Algo parecido podría ocurrir esta vez. La próxima edad de oro implicará menos huella de carbono, economía colaborativa, previsión en salud, creatividad, experiencias, ejercicio, escaso uso de materiales y ecología industrial.
Implicará un cambio general de productos a servicios, de tangibles a intangibles, de producción masiva a customización. Las nuevas tecnologías permiten la diversidad y la adaptabilidad. También puede haber un giro de comprar a alquilar productos.
–¿Y qué pasaría con los fabricantes?
–El modelo de alquiler también les vendría bien a ellos. El modelo de producción masiva se basaba en la obsolescencia planificada, en la que las empresas producían enormes cantidades de bienes de poca calidad. Eso creaba una demanda artificial en mercados saturados obligando a la gente a reemplazar productos que se rompían y se gastaban. Pero si los mercados están creciendo en todo el mundo las empresas podrían producir cosas lujosas y caras que durarían muchos años, serían continuamente mejoradas a medida que avance la tecnología. No habría más inventarios de repuestos, solo software para hacerlos. Y los nuevos millones de personas que entran a la clase media podrían equiparse con bienes durables sin que los materiales se vuelvan escasos y caros, sin dañar el planeta y con creciente eficiencia.

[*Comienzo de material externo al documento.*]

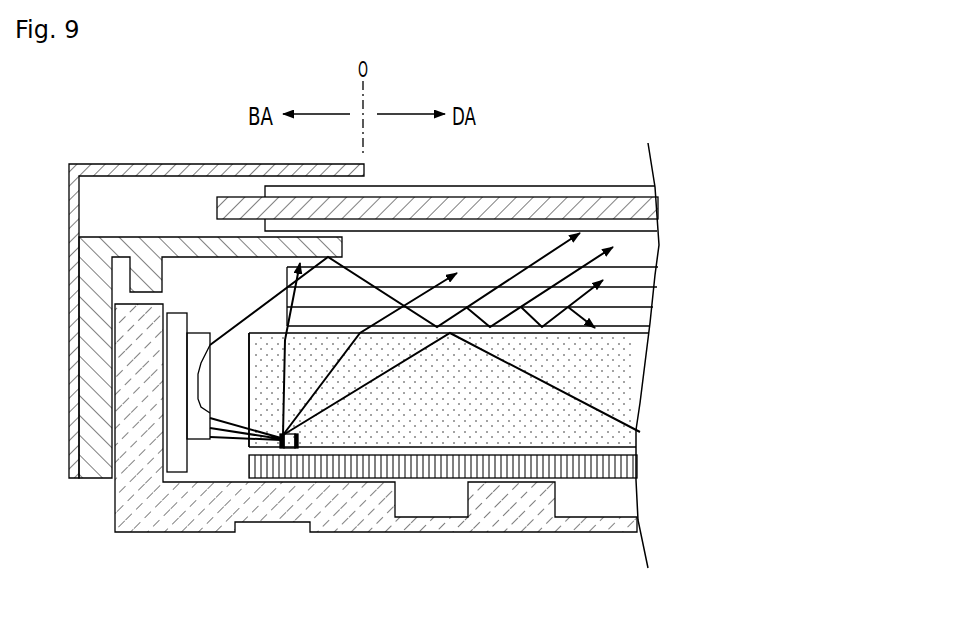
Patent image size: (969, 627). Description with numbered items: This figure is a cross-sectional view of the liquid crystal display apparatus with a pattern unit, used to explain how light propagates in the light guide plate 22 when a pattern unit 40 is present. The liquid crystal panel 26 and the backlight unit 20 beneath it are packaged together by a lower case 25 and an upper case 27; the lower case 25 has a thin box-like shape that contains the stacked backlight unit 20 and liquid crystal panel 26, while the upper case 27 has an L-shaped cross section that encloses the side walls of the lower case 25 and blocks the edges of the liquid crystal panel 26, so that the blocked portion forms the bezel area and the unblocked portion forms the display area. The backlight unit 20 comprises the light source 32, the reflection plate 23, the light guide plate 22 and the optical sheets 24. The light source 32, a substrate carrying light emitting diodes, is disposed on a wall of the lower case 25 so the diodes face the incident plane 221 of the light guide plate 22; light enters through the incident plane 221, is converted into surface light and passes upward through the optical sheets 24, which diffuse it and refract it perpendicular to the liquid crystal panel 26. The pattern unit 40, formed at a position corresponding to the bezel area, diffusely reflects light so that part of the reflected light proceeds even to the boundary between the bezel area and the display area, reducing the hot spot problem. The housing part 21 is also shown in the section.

The backlight unit 20 is at (725, 243).
The housing / frame 21 is at (92, 333).
The light guide plate 22 is at (445, 430).
The incident plane 221 is at (248, 408).
The reflection plate 23 is at (576, 466).
The optical sheets 24 is at (668, 267).
The lower case 25 is at (357, 524).
The liquid crystal panel 26 is at (668, 187).
The upper case 27 is at (140, 164).
The light source 32 is at (177, 418).
The pattern unit 40 is at (296, 450).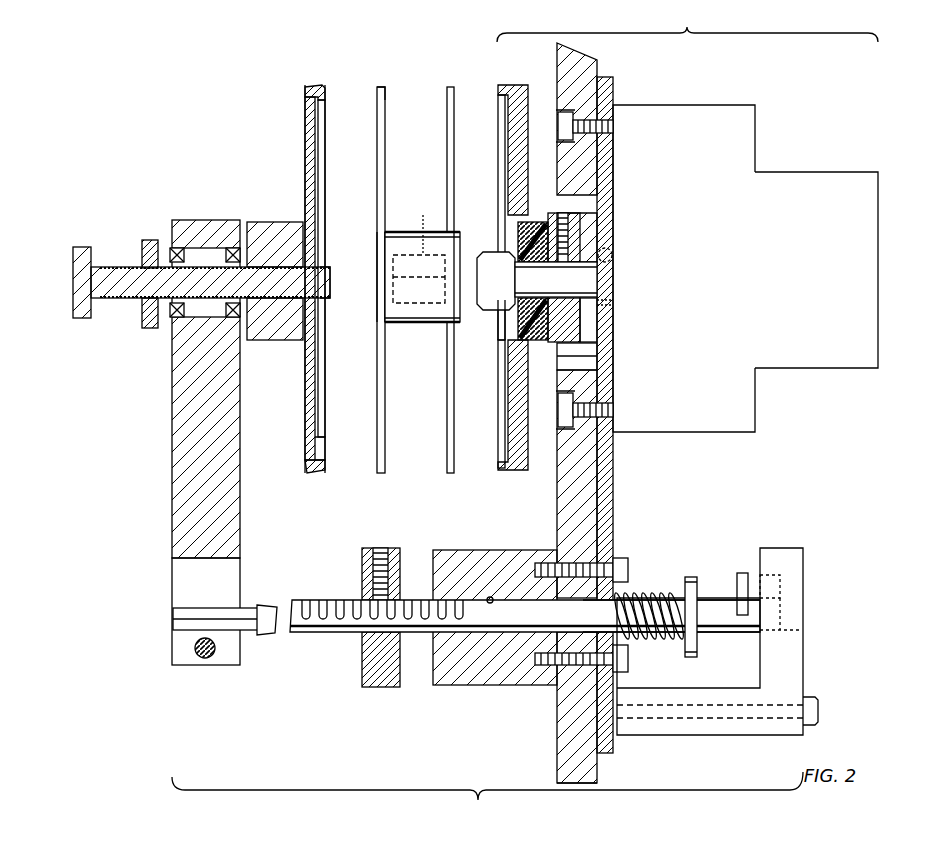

–Me gustaría oficiar de abogado del diablo. Una vez que entremos plenamente en la edad del algoritmo, a la edad de costo marginal cero de la producción con máquinas, nuestras habilidades se volverán redundantes. Seremos adornos, complementos de las máquinas.
Otra opción es, en lugar de priorizar IA y el triunfo del capital sobre el trabajo, podríamos hacer al revés: priorizar la inteligencia natural, aprovechar al excedente cognitivo que todavía existe en abundancia.
–En lugar de volver obsoletas a las compañías gigantescas, el sistema capitalista podría complementarlas abriendo otras oportunidades de creación de riqueza de otro tipo. Las startups financieras ya están obligando a los bancos a cambiar la forma de operar y algunas podrían reemplazar las funciones de los bancos.